La Russie a opté pour une stratégie de destruction. Combien de temps les Russes pourront-ils continuer ainsi ?
Curieusement, nous voyons très peu d’attaques de précision. Les armes de précision sont un énorme gain d’efficacité – nos militaires ont des bombes que vous pouvez lancer dans la cuisine à distance, directement à travers la fenêtre de la cuisine. Sans ces armes modernes, vous devez lancer des bombes stupides qui causent beaucoup de destruction. Mais l’Allemagne pensait aussi mettre l’Angleterre à genoux en bombardant Londres pendant des nuits entières. Cela n’a pas fonctionné.
« Cela dit, pendant la Seconde Guerre mondiale, la Russie a perdu vingt millions de Russes. Ils sont habitués à mener des guerres au cours desquelles de nombreuses vies humaines sont sacrifiées. L’Ukraine peut continuer à défendre, mais si les Russes continuent à venir, ils auront toujours un problème.
Croyez-vous que les négociations de paix avec la Russie peuvent aboutir ?

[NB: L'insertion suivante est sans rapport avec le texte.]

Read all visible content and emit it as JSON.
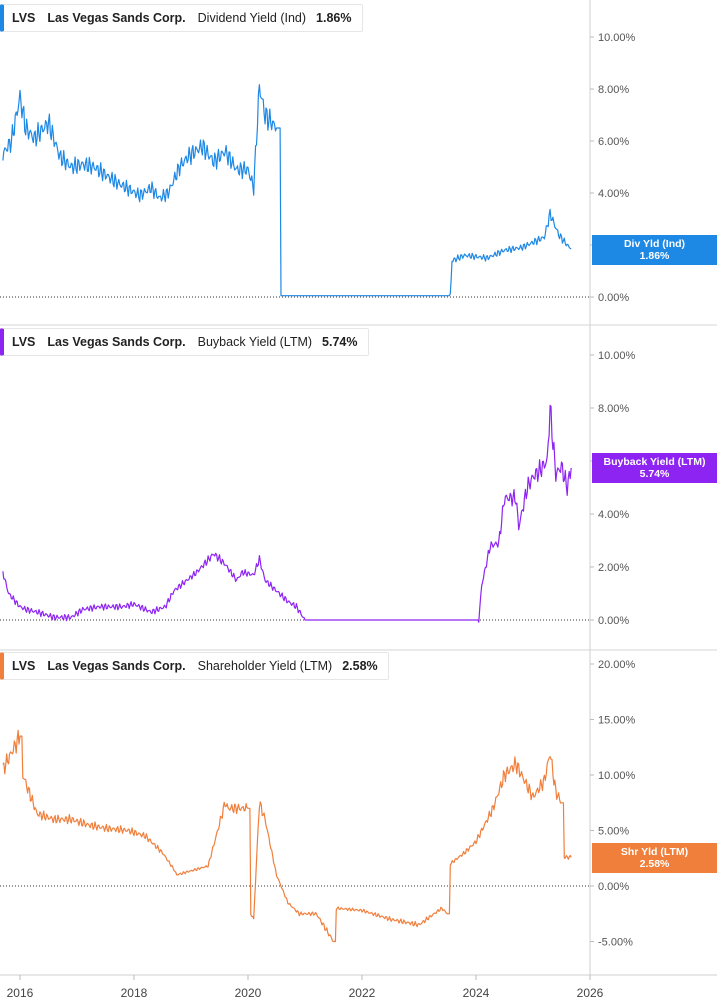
{
  "chart_data": [
    {
      "type": "line",
      "ticker": "LVS",
      "company": "Las Vegas Sands Corp.",
      "metric": "Dividend Yield (Ind)",
      "current_value": "1.86%",
      "tag_label": "Div Yld (Ind)",
      "tag_value": "1.86%",
      "color": "#1e88e5",
      "ylim": [
        0,
        11.5
      ],
      "yticks": [
        0,
        2,
        4,
        6,
        8,
        10
      ],
      "ytick_labels": [
        "0.00%",
        "2.00%",
        "4.00%",
        "6.00%",
        "8.00%",
        "10.00%"
      ],
      "x": [
        2015.7,
        2015.85,
        2016.0,
        2016.1,
        2016.25,
        2016.5,
        2016.7,
        2016.9,
        2017.1,
        2017.3,
        2017.5,
        2017.7,
        2017.95,
        2018.1,
        2018.3,
        2018.45,
        2018.6,
        2018.8,
        2018.95,
        2019.2,
        2019.4,
        2019.6,
        2019.8,
        2020.0,
        2020.1,
        2020.2,
        2020.3,
        2020.5,
        2020.58,
        2020.6,
        2021.0,
        2022.0,
        2023.0,
        2023.55,
        2023.58,
        2023.8,
        2024.2,
        2024.5,
        2024.8,
        2025.0,
        2025.2,
        2025.3,
        2025.45,
        2025.6,
        2025.67
      ],
      "y": [
        5.5,
        6.0,
        7.7,
        6.5,
        6.1,
        6.7,
        5.4,
        5.0,
        5.1,
        5.0,
        4.7,
        4.4,
        4.1,
        3.9,
        4.2,
        3.8,
        4.0,
        5.0,
        5.4,
        5.8,
        5.2,
        5.6,
        4.9,
        4.9,
        4.2,
        8.1,
        7.0,
        6.5,
        0.05,
        0.05,
        0.05,
        0.05,
        0.05,
        0.05,
        1.4,
        1.6,
        1.5,
        1.8,
        1.9,
        2.1,
        2.3,
        3.2,
        2.4,
        2.0,
        1.86
      ]
    },
    {
      "type": "line",
      "ticker": "LVS",
      "company": "Las Vegas Sands Corp.",
      "metric": "Buyback Yield (LTM)",
      "current_value": "5.74%",
      "tag_label": "Buyback Yield (LTM)",
      "tag_value": "5.74%",
      "color": "#8e24f2",
      "ylim": [
        0,
        10
      ],
      "yticks": [
        0,
        2,
        4,
        6,
        8,
        10
      ],
      "ytick_labels": [
        "0.00%",
        "2.00%",
        "4.00%",
        "6.00%",
        "8.00%",
        "10.00%"
      ],
      "x": [
        2015.7,
        2015.8,
        2016.0,
        2016.1,
        2016.3,
        2016.6,
        2016.9,
        2017.1,
        2017.4,
        2017.8,
        2018.0,
        2018.3,
        2018.55,
        2018.7,
        2019.1,
        2019.4,
        2019.6,
        2019.8,
        2019.9,
        2020.1,
        2020.2,
        2020.3,
        2020.5,
        2020.7,
        2020.85,
        2021.0,
        2022.0,
        2023.0,
        2023.7,
        2024.05,
        2024.1,
        2024.25,
        2024.4,
        2024.5,
        2024.7,
        2024.75,
        2024.9,
        2025.0,
        2025.1,
        2025.25,
        2025.3,
        2025.4,
        2025.5,
        2025.6,
        2025.67
      ],
      "y": [
        1.8,
        1.0,
        0.5,
        0.4,
        0.3,
        0.1,
        0.1,
        0.4,
        0.5,
        0.5,
        0.6,
        0.3,
        0.5,
        1.1,
        1.8,
        2.5,
        2.1,
        1.5,
        1.8,
        1.7,
        2.3,
        1.5,
        1.1,
        0.7,
        0.5,
        0.0,
        0.0,
        0.0,
        0.0,
        0.0,
        1.3,
        2.8,
        2.9,
        4.6,
        4.6,
        3.5,
        5.0,
        5.4,
        5.6,
        6.0,
        8.0,
        5.5,
        5.8,
        5.0,
        5.74
      ]
    },
    {
      "type": "line",
      "ticker": "LVS",
      "company": "Las Vegas Sands Corp.",
      "metric": "Shareholder Yield (LTM)",
      "current_value": "2.58%",
      "tag_label": "Shr Yld (LTM)",
      "tag_value": "2.58%",
      "color": "#f07f3c",
      "ylim": [
        -7,
        21
      ],
      "yticks": [
        -5,
        0,
        5,
        10,
        15,
        20
      ],
      "ytick_labels": [
        "-5.00%",
        "0.00%",
        "5.00%",
        "10.00%",
        "15.00%",
        "20.00%"
      ],
      "x": [
        2015.7,
        2015.85,
        2016.0,
        2016.05,
        2016.3,
        2016.6,
        2016.9,
        2017.2,
        2017.5,
        2017.9,
        2018.2,
        2018.5,
        2018.7,
        2018.75,
        2019.3,
        2019.6,
        2019.65,
        2020.0,
        2020.05,
        2020.1,
        2020.2,
        2020.3,
        2020.5,
        2020.7,
        2020.9,
        2021.2,
        2021.5,
        2021.55,
        2022.0,
        2022.5,
        2023.0,
        2023.4,
        2023.5,
        2023.55,
        2023.8,
        2024.0,
        2024.3,
        2024.5,
        2024.7,
        2025.0,
        2025.2,
        2025.3,
        2025.4,
        2025.5,
        2025.55,
        2025.67
      ],
      "y": [
        10.5,
        12.0,
        13.5,
        10.0,
        6.5,
        6.0,
        6.0,
        5.5,
        5.2,
        5.0,
        4.5,
        3.0,
        1.5,
        1.0,
        1.8,
        7.5,
        7.0,
        7.0,
        -2.5,
        -3.0,
        7.5,
        6.0,
        1.0,
        -1.5,
        -2.5,
        -2.5,
        -5.0,
        -2.0,
        -2.2,
        -3.0,
        -3.5,
        -2.0,
        -2.5,
        2.0,
        3.0,
        4.0,
        7.0,
        10.0,
        11.0,
        8.0,
        9.5,
        12.0,
        8.5,
        7.5,
        2.6,
        2.58
      ]
    }
  ],
  "x_axis": {
    "ticks": [
      2016,
      2018,
      2020,
      2022,
      2024,
      2026
    ],
    "tick_labels": [
      "2016",
      "2018",
      "2020",
      "2022",
      "2024",
      "2026"
    ],
    "range": [
      2015.65,
      2026.0
    ]
  }
}
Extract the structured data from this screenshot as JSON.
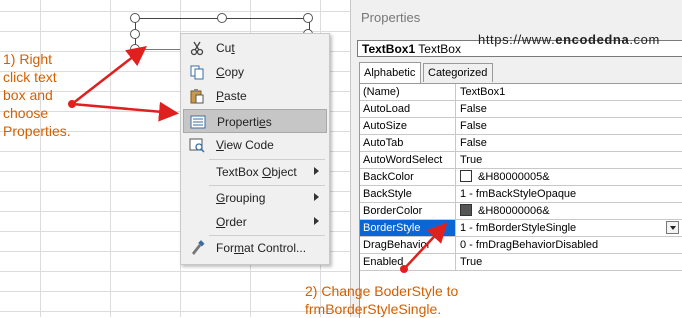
{
  "textbox": {
    "label": "textbox"
  },
  "context_menu": {
    "items": [
      {
        "label": "Cut",
        "icon": "scissors-icon",
        "underline_index": 2
      },
      {
        "label": "Copy",
        "icon": "copy-icon",
        "underline_index": 0
      },
      {
        "label": "Paste",
        "icon": "paste-icon",
        "underline_index": 0
      },
      {
        "label": "Properties",
        "icon": "properties-icon",
        "underline_index": 8,
        "selected": true
      },
      {
        "label": "View Code",
        "icon": "view-code-icon",
        "underline_index": 0
      },
      {
        "label": "TextBox Object",
        "submenu": true,
        "underline_index": 8
      },
      {
        "label": "Grouping",
        "submenu": true,
        "underline_index": 0
      },
      {
        "label": "Order",
        "submenu": true,
        "underline_index": 0
      },
      {
        "label": "Format Control...",
        "icon": "format-control-icon",
        "underline_index": 3
      }
    ]
  },
  "properties": {
    "title": "Properties",
    "object_name": "TextBox1",
    "object_type": "TextBox",
    "tabs": [
      "Alphabetic",
      "Categorized"
    ],
    "rows": [
      {
        "name": "(Name)",
        "value": "TextBox1"
      },
      {
        "name": "AutoLoad",
        "value": "False"
      },
      {
        "name": "AutoSize",
        "value": "False"
      },
      {
        "name": "AutoTab",
        "value": "False"
      },
      {
        "name": "AutoWordSelect",
        "value": "True"
      },
      {
        "name": "BackColor",
        "value": "&H80000005&",
        "swatch": "#ffffff"
      },
      {
        "name": "BackStyle",
        "value": "1 - fmBackStyleOpaque"
      },
      {
        "name": "BorderColor",
        "value": "&H80000006&",
        "swatch": "#555555"
      },
      {
        "name": "BorderStyle",
        "value": "1 - fmBorderStyleSingle",
        "selected": true
      },
      {
        "name": "DragBehavior",
        "value": "0 - fmDragBehaviorDisabled"
      },
      {
        "name": "Enabled",
        "value": "True"
      }
    ]
  },
  "watermark": {
    "prefix": "https://www.",
    "brand": "encodedna",
    "suffix": ".com"
  },
  "annotations": {
    "step1": "1) Right click text box and choose Properties.",
    "step2_line1": "2) Change BoderStyle to",
    "step2_line2": "frmBorderStyleSingle."
  },
  "colors": {
    "annotation": "#d45f00",
    "arrow": "#e0201e",
    "selection": "#0a66d4"
  }
}
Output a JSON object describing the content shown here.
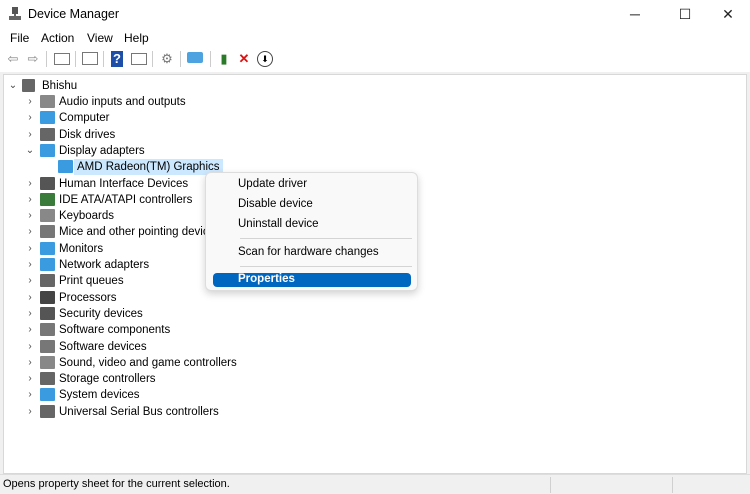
{
  "window": {
    "title": "Device Manager",
    "minimize": "─",
    "maximize": "☐",
    "close": "✕"
  },
  "menu": [
    "File",
    "Action",
    "View",
    "Help"
  ],
  "toolbar": {
    "icons": [
      "back-icon",
      "forward-icon",
      "show-hide-console-tree-icon",
      "properties-icon",
      "help-icon",
      "action-pane-icon",
      "update-driver-icon",
      "scan-hardware-icon",
      "enable-device-icon",
      "uninstall-icon",
      "disable-icon"
    ]
  },
  "tree": {
    "root": "Bhishu",
    "categories": [
      "Audio inputs and outputs",
      "Computer",
      "Disk drives",
      "Display adapters",
      "Human Interface Devices",
      "IDE ATA/ATAPI controllers",
      "Keyboards",
      "Mice and other pointing devic",
      "Monitors",
      "Network adapters",
      "Print queues",
      "Processors",
      "Security devices",
      "Software components",
      "Software devices",
      "Sound, video and game controllers",
      "Storage controllers",
      "System devices",
      "Universal Serial Bus controllers"
    ],
    "expanded": "Display adapters",
    "selected_child": "AMD Radeon(TM) Graphics"
  },
  "context_menu": {
    "items": [
      "Update driver",
      "Disable device",
      "Uninstall device",
      "Scan for hardware changes",
      "Properties"
    ],
    "highlighted": "Properties"
  },
  "status": {
    "text": "Opens property sheet for the current selection."
  },
  "colors": {
    "accent": "#0067c0",
    "selection": "#cce8ff"
  }
}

« Il faut y croire. Chaque conflit a fini par se terminer par des pourparlers de paix. C’est le seul moyen d’arrêter cette souffrance humaine à court terme. L’astuce consistera à ne pas arbitrer trop triomphalement, de sorte qu’aucune des parties ne soit poussée dans un coin par frustration.
« Rappelez-vous que le traité de Versailles en 1919 a déclenché la Seconde Guerre mondiale parce que nous avons tellement humilié le peuple allemand. Nous devons tirer les leçons du passé. Il ne faut pas stigmatiser la population russe, mais Poutine et ses cercle intérieur tenir responsable. Cela ne servira à rien de faire des Russes ordinaires les parias du monde.
Correction : Une version précédente de cet article indiquait que 15 000 soldats russes étaient stationnés en Transnistrie. C’était faux, cela concerne 1 500 soldats russes.